Daniel C. Dennett. (image: SFI)

Daniel C. Dennett, one of the most influential and provocative philosophers of our times, passed away on April 19 at the age of 82 in Portland, Maine. At the time of his passing, Dennett held the position of External Professor at the Santa Fe Institute. He had recently left Santa Fe, having attended the late-March “Investigating Reality – A Philosophical, Mathematical, and Scientific Exploration” workshop where he gave the closing remarks.
 
Best known for his books Consciousness Explained, Darwin's Dangerous Idea, Breaking the Spell, and many others, Dennett was a firm proponent of the importance of philosophical debates informed by science. He challenged existing perspectives about the mind, consciousness, free will, intelligence, religion, and evolutionary biology.

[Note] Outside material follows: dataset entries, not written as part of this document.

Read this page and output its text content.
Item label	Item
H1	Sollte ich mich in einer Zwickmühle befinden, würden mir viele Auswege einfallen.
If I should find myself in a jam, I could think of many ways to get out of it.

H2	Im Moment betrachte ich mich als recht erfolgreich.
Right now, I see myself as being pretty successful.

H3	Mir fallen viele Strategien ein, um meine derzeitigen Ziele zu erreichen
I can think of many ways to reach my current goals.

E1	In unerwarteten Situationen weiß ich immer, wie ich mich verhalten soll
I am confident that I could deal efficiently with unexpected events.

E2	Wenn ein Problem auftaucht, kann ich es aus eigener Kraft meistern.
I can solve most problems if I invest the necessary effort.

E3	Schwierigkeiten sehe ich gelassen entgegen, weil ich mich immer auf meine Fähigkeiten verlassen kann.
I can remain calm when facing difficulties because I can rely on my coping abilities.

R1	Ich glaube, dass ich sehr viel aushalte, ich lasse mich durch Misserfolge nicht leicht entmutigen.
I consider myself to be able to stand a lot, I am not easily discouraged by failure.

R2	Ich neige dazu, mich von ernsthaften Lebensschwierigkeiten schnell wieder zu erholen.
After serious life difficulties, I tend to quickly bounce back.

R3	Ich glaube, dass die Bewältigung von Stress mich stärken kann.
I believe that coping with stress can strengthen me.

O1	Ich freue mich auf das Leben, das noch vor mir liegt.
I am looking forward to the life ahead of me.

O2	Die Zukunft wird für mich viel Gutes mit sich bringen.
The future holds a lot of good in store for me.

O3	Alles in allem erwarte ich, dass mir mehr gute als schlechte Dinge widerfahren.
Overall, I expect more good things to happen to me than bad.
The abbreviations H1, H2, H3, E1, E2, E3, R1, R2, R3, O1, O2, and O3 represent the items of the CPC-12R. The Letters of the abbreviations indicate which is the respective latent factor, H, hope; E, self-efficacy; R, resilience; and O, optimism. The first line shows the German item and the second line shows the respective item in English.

“Dan Dennett's work was to identify and explicate the ways in which the underlying, impersonal world described by natural science gave rise to the emergent human world of our everyday experience,” says SFI Fractal Faculty Sean Carroll (Johns Hopkins University). “It was precisely aligned with the philosophical side of SFI's mission, and he worked to make sure philosophy always played a role here.”
 
Dennett first visited the Santa Fe Institute in 1996 for a workshop on artificial life. He became a frequent visitor, participating in numerous workshops over the years, delivering public lectures at local SFI events, and choosing to spend his sabbatical at the Institute. In 2010, he became a Miller Scholar. “Santa Fe Institute is heaven for intellectuals. It’s just a wonderful place to be,” he said when opening the SFI community lecture titled Wild and Domesticated Religions: How the Machinery of Religion Evolved he delivered in March that year. In 2011, he joined SFI as External Faculty.
 
Post-pandemic, when Dennett was not able to visit Santa Fe, he would attend talks and workshops at the Institute virtually. Sometimes, after a visiting researcher had delivered their lunchtime seminar — a regular feature at SFI — a voice would crackle to life and, much to the visitor’s surprise, it would be Dennett, larger-than-life on screen, asking follow-up questions in his usual incisive manner.
 
“I’ve learned more, and learned more about learning, at the Santa Fe Institute than at any of my other idyllic think tanks … the institute’s denizens uniquely combine open-mindedness with a bracing insistence on clarity and rigor,” wrote Dennett in his book I’ve Been Thinking. However, as much as Dennett was influenced by ideas at SFI, researchers at SFI were equally influenced by his.
 
“Dan’s distinction between competence and comprehension, and the spectrum of intelligence that lies between them, has been very influential for me,” says SFI External Professor John Krakauer (Johns Hopkins University). “I owe to him, more than to anyone else, the conviction that philosophical thinking is critical to good scientific thinking.”
 
“Dennett’s 1991 paper ‘Real Patterns’ expressed the incredibly powerful idea that coarse-grained features of the world could simultaneously: 1) be real (in the sense that they compose our reality), and 2) emerge from a more fine-grained description of nature in a way that is affected by our practical perspectives as agents,” says former SFI Postdoctoral Fellow David Kinney (Yale University). “That idea is really a key that unlocks a conceptual scheme for understanding how physics, biology, and psychology can all fit together in a unified picture of reality.”
 
In 2022, Dennett organized the “Real Patterns in Science and Cognition” workshop with former SFI Postdoctoral Fellow, Tyler Millhouse (University of Arizona), and two other researchers. Millhouse, who had also been Dennett’s M.A. student at Tufts, remembers his kind nature. “Despite Dan’s often controversial public image, he was a warm, open, and generous person,” he says. “I remember him telling stories about his grandkids, buying a bottle of wine for a graduate student who found him the original version of a long-lost comic, and driving me home from one of his talks at MIT.” The workshop turned into a book contract with MIT Press for which, Millhouse says, Dennett was planning to write a chapter.
 
“Dan incepted our minds. I grew up with Brainstorms: Philosophical Essays on Mind and Psychology and The Intentional Stance,” says SFI President David Krakauer. “Losing Dan is the loss of a great human being, a living stimulus to endless thought, and an integral part of one’s intellectual childhood and self-discovery. He managed to connect many of the topics I came to care most about, from evolution to cognition to computation, despite the academy placing each in separate boxes. I am sad and mad at the same time. Mad at the loss of the irreplaceable.”